Key Technical Considerations

Why the performance delta is invisible

The submitter correctly notes that benchmarking won't show much. A single heap_update on one pg_class row is dwarfed by the actual refresh work (scanning base tables, rebuilding the matview heap, possibly rebuilding indexes, or — for CONCURRENTLY — diffing and applying deltas). Geibel's (geidav.pg) request for performance data is a reasonable reviewer reflex, but in this case the justification is correctness-adjacent (avoiding bloat) rather than latency.

Why pg_class bloat matters disproportionately

pg_class is read by virtually every query during planning (relation lookups, relcache building). Bloat here degrades:

Seq scan costs inside syscache misses.
Index scan cost on pg_class_oid_index and pg_class_relname_nsp_index.
Autovacuum pressure on a shared catalog, which takes ShareUpdateExclusiveLock and can conflict with DDL.

CONCURRENTLY mode makes this more important

REFRESH MATERIALIZED VIEW CONCURRENTLY is explicitly designed for frequent refreshes of populated matviews — it diffs and applies changes rather than truncate-and-reload.

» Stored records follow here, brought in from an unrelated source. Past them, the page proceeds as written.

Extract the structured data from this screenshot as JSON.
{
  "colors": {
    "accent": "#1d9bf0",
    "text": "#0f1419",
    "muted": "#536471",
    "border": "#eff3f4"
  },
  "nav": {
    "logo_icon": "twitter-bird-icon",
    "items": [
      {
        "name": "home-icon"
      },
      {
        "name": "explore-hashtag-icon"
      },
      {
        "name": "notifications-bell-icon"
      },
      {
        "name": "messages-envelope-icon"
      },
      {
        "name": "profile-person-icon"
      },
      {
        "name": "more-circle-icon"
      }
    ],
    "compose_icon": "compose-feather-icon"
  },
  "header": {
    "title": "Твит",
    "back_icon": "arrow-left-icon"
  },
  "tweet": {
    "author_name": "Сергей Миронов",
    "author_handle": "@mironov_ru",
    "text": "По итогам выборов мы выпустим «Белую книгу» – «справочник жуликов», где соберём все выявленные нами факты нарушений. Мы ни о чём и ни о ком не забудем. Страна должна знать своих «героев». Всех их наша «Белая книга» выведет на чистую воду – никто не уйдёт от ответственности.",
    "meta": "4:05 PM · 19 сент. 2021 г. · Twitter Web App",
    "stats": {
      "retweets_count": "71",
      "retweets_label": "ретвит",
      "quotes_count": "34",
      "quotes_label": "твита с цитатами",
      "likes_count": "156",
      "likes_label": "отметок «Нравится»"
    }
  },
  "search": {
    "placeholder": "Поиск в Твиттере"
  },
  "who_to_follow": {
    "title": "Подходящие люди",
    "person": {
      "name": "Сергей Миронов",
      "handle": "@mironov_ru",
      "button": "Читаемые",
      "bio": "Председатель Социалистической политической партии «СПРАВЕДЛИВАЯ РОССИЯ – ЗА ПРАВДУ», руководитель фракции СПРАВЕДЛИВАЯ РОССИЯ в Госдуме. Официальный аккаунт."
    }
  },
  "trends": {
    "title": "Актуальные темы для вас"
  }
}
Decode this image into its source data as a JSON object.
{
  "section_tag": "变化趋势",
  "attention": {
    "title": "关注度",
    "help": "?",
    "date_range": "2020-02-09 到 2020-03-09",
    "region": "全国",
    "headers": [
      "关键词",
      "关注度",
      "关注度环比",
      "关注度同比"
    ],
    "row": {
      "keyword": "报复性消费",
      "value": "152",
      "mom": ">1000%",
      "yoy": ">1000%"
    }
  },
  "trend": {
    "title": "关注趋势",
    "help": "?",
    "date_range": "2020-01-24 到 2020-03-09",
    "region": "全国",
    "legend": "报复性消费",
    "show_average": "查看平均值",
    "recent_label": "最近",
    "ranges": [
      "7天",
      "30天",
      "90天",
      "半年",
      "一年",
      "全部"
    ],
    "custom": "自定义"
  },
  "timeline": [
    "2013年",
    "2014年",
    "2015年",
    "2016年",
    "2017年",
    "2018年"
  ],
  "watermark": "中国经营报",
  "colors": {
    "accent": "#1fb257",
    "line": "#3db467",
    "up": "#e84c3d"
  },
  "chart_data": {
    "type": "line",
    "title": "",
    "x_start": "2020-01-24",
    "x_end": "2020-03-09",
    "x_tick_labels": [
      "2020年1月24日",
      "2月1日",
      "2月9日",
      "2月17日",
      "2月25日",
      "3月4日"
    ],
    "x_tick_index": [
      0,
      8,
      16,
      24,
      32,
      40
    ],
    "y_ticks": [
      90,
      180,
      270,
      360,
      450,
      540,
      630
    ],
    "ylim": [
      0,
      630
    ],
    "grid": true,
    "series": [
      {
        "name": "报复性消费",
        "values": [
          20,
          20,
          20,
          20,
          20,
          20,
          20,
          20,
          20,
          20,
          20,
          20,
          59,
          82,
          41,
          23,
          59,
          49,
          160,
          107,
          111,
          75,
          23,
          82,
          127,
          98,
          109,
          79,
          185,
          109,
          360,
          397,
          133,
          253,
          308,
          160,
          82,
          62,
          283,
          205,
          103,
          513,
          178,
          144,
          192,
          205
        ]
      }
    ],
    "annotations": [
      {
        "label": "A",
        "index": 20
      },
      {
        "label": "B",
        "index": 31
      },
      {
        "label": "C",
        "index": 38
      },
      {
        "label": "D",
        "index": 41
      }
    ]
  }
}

So the case where the flag is already true is essentially all of the CONCURRENTLY workload. The patch aligns the code with the intended usage pattern.

Race conditions / locking

ExecRefreshMatView already holds AccessExclusiveLock (for non-CONCURRENTLY) or ExclusiveLock (for CONCURRENTLY) on the matview, so reading relispopulated and deciding to skip the update is safe — no one else can flip the flag under us.

Design Tradeoffs

Code complexity vs. benefit: Trivial added complexity (one extra catalog read or syscache lookup) in exchange for eliminating per-refresh pg_class churn. The syscache lookup is essentially free since the relcache entry is already in memory during the refresh.
Read-before-write vs. unconditional write: Generally PostgreSQL prefers unconditional writes when the write is cheap and the read adds a cycle, but for catalog updates the MVCC tail makes the read-first approach strictly better.

Participant Analysis

cca5507 (author): Submitter with a narrow, well-scoped patch. Their follow-up reply is the substantive one — demonstrating ctid churn is a much stronger argument than the original "small optimization" framing.
geidav.pg (David Geier): A reviewer who (correctly) asked for motivation. This is the standard hackers gate for micro-optimizations: "show me the numbers or show me the use case." The author's response satisfies the second prong.

No committer has weighed in in the three messages shown, and no design disagreement has surfaced. The patch is the kind of thing that typically gets committed after one more round of review confirming the guard logic is correct and there's no subtle case (e.g., recovery from a failed refresh) where forcing the flag write is desirable.

Open Questions Not Addressed in the Thread

Should the same guard be added symmetrically when creating a matview WITH NO DATA and then later populating it? (Probably not an issue since that path flips false→true.)
Does REFRESH ... WITH NO DATA on an already-unpopulated matview have the same redundant write? Worth checking in the patch.
Should this be backpatched? Likely no — it's a minor optimization, not a bug fix, and backpatching catalog-touching logic changes is generally avoided.